Henri Maler et Yves Rebours
« Réformistes » : Désigne ou qualifie les personnes ou les syndicats qui soutiennent ouvertement les réformes gouvernementales ou se bornent à proposer de les aménager. Les partisans d’autres réformes constituent un « front du refus ».
« Modernisation » : Synonyme de « réforme » ou de l’effet attendu de « LA réforme ». « LA modernisation » est, par principe, aussi excellente que « LA réforme »… puisque, comme l’avait fort bien compris, M. de La Palisse, fondateur du journalisme moderne, la modernisation permet d’être moderne. Et pour être moderne, il suffit de moderniser. Le modernisme s’oppose à l’archaïsme. Seuls des esprits archaïques peuvent s’opposer à la modernisation. Et seuls des esprits tout à la fois archaïques, réactionnaires et séditieux peuvent avoir l’audace et le mauvais goût de proposer de subordonner “LA modernisation” au progrès social. D’ailleurs, « LA modernisation » est indifférente à la justice sociale, que la modernité a remplacée par l’« équité ». Voir ce mot.
« Ouverture » : Se dit des opérations de communication du gouvernement. L’ « ouverture » se traduit par des « signes ». Les « signes d’ouverture » traduisent une « volonté d’apaisement ». Ne pas confondre avec cette autre ouverture : « l’ouverture de négociations », qui pourrait manifester un dommageable « recul ».
« Apaisement » : Se dit de la volonté que l’on prête au gouvernement. Par opposition au « durcissement » de la mobilisation. Voir « ouverture ».
« Concertation » : Se dit des réunions convoquées par un ministre pour exposer aux organisations syndicales ce qu’il va faire et pour écouter leurs doléances, de préférence sans en tenir aucun compte. Selon les besoins, la « concertation » sera présentée comme un équivalent de la « négociation » ou comme son substitut. Le gouvernement est toujours « ouvert » à la « concertation ». Voir « ouverture ».
« Négociation » : Selon les besoins, tantôt synonyme, tantôt antonyme de « concertation ». On est prié de ne pas indiquer que, à la différence de la « concertation », la « négociation » est généralement terminée avant d’avoir commencé. Inutile aussi de souligner ce miracle : au printemps 2003, dix heures de « négociation » ont suffi au gouvernement pour ne céder que sur les quelques points qu’il avait déjà prévu de concéder.
« Dialogue social » : Se dit des rencontres où un ministre parle aux syndicats, par opposition au « conflit social », comme si le « dialogue » n’était pas généralement de pure forme : destiné à dissimuler ou à désamorcer le « conflit ».

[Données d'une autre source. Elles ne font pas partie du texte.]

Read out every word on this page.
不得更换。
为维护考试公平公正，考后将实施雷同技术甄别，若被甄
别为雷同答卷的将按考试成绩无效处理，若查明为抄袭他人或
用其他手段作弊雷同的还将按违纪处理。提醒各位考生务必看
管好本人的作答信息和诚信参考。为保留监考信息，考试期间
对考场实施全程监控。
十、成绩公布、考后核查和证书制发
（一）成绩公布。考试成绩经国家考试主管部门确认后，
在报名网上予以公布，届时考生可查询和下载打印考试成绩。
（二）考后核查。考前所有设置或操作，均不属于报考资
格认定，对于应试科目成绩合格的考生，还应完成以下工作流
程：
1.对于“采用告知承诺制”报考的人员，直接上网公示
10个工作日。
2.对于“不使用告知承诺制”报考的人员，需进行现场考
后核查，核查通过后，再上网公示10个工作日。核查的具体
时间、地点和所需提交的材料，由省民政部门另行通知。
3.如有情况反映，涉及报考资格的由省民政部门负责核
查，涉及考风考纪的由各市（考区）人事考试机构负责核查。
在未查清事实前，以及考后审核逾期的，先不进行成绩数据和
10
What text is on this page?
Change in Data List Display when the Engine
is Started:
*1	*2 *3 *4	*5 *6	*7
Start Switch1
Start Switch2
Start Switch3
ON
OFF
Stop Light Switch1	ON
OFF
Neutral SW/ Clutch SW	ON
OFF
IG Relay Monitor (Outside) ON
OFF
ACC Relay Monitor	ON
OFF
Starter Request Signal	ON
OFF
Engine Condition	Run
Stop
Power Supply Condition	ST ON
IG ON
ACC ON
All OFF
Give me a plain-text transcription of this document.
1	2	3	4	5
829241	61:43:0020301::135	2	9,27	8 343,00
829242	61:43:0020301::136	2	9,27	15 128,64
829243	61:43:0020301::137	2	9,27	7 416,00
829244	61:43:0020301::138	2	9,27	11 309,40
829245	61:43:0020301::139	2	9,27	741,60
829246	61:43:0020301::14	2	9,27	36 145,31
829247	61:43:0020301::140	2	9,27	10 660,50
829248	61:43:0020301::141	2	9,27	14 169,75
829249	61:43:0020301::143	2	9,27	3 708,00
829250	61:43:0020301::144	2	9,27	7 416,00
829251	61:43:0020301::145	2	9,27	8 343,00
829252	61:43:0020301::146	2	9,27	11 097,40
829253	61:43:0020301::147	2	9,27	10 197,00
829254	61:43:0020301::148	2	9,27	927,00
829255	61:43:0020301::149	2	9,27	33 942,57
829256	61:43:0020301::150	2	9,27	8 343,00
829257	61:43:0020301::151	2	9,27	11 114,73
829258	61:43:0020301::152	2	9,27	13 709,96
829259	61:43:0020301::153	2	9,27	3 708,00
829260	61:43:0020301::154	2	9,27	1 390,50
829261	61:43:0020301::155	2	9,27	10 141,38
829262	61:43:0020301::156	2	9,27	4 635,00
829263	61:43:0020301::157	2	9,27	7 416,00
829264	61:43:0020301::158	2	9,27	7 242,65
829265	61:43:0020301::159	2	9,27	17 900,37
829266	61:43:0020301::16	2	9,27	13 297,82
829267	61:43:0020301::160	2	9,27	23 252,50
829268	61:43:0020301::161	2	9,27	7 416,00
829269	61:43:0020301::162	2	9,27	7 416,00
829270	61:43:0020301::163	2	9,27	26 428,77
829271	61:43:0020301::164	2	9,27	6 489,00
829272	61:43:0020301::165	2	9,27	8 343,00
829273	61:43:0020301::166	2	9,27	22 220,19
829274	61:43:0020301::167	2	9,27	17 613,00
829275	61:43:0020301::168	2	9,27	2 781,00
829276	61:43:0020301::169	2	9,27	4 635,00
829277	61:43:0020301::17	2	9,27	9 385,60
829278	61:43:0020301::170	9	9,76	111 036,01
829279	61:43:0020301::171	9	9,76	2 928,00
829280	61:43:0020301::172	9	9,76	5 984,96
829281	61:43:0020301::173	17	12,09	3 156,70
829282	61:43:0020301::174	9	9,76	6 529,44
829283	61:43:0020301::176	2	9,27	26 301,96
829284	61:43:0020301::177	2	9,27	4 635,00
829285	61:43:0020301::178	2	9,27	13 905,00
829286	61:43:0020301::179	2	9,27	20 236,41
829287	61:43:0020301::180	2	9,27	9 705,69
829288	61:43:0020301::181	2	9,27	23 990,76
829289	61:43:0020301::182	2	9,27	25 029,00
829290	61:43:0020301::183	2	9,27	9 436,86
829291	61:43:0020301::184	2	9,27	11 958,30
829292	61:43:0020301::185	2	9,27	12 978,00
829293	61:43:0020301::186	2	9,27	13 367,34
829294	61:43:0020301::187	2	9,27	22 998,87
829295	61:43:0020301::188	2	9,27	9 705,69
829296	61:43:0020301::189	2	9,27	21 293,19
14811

« Pédagogie » : Devoir qui, pour les journalistes communicants, s’impose au gouvernement (plus encore qu’aux enseignants…). Ainsi, le gouvernement fait preuve (ou doit faire preuve…) de « pédagogie ». Tant il est vrai qu’il s’adresse, comme nos grands éditorialistes, à un peuple d’enfants qu’il faut instruire patiemment. Et si « la réforme » passe, c’est que la pédagogie (et non la force) a triomphé, comme s’en félicitait par avance Challenges (13 septembre 2007) à propos de la « réforme des régimes spéciaux » : « Si (…) cette réformepassait sans coup férir, ce serait le signal que la pédagogie finit toujours par triompher ».
II. Déraison des foules
« Crispation » : Un mot parmi d’autres pour désigner l’attitude des salariés qui se battent contre les délocalisations, le chômage, le dumping social, la destruction du droit de travail, du système de santé et des retraites par répartition. La France « crispée » est rigide et s’oppose à la France moderne et flexible. Un exemple ici.
« Égoïsme » : Frappe les chômeurs, les travailleurs précaires, les classes populaires en général. Exemple : le refus du dumping social est un symptôme évident d’égoïsme. Vice dont sont dépourvus les bénéficiaires de stock-options.
« Individualisme » : Peut être vice ou vertu. Vice quand il entame la solidarité des dominés avec les dominants, vertu quand il détruit les défenses immunitaires des mouvements sociaux. En parler beaucoup, pour ne rien dire des conditions collectives de l’émancipation des individus.
« Corporatisme » : Mal qui menace n’importe quelle catégorie de salariés qui défend ses droits, à l’exclusion des tenanciers des médias. Dans ce dernier cas, s’exclamer, comme Jean-Michel Aphatie : « Trouvez un argument de meilleure qualité que le corporatisme, s’il vous plaît, s’il vous plaît ! ». L’accusation de « corporatisme » est en effet un argument de bonne qualité, sauf quand elle vise des éditorialistes de qualité supérieure. (Voir ici pour un exemple récent de non-corporatisme)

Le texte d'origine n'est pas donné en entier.